Traister speaks in Seifert Series

Seth Ickes – Staff Writer

CLARION, Pa.- Rebecca Traister spoke Nov. 10 at Clarion University as part of the Mary L. Seifert speaker series. This semester’s particular series, “The United States of Gender”, focuses on gender within political, social and economic lives.

She is a noted journalist who is a senior writer for, writer-at-large for New York Magazine and the author of two books: Big Girls Don’t Cry, which takes a look at influential women in the 2008 U.S. presidential election from Michelle Obama to Sarah Palin and Tina Fey and All the Single Ladies, which chronicles the sexual, social, family and economic lives of single women in modern America from the late 19th Century to the present.

Traister’s speech was, according to her, changed at the last minute due to a shift in expected election results. Due to numerous factors, Traister expected Hillary Clinton to emerge victorious in the presidential election. However, Donald Trump emerged the victor.

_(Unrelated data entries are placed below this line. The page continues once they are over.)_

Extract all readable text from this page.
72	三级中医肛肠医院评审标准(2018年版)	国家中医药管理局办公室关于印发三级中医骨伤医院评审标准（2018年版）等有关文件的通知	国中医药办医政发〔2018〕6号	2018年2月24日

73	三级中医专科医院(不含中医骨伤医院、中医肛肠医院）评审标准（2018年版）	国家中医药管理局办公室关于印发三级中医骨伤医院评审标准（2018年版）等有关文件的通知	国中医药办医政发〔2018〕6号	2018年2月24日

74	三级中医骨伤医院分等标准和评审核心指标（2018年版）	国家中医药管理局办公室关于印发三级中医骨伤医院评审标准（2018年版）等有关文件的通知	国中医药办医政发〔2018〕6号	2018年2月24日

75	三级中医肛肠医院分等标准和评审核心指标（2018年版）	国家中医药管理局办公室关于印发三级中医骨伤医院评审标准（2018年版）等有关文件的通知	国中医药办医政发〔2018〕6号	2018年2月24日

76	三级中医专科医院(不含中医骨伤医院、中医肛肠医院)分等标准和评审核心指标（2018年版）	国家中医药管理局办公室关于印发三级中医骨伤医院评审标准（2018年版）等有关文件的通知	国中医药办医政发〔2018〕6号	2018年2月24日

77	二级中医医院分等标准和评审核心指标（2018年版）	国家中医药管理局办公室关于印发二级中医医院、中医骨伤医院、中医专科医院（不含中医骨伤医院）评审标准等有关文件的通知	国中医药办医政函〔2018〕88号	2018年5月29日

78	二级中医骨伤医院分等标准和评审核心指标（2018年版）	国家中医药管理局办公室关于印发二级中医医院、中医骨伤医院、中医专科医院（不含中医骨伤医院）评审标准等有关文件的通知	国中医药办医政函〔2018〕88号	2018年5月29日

Traister read primarily from her recent New York Magazine published article “Hillary Clinton Didn’t Shatter the Glass Ceiling. This Is What Broke Instead,” and her personal experiences over the presidential election in relation to her coverage of Hillary Clinton. Traister spoke on her extensive experience writing and reporting on Hillary Clinton and was not shy to voice her opinion on the election and how she felt it should have gone.

As with many other attendees in the audience, Traister was upset with the results of the election and believed it should have gone differently. A great deal of the individuals who expressed fear or discontent with the results of the election spoke during the Q&A session after her speech.

Many students commented on how they misunderstood the impact of the importance of race as a deciding factor, prejudice and issue in American society. One student who stated she was from Arizona said that she did not understand the impact of race in society until she moved to Pennsylvania where she learned just how much race is still an issue in the United States.

Lizzie Williams, a sophomore political science major, said that Traister’s speech “really helped me to cope with the election results,” and that it was “really nice to hear some encouraging words of where to go from here.”

Williams also said she was “highly motivated” by Traister’s speech and “can’t wait to start getting people excited for the mid-term elections in 2018 and the local elections in 2017.”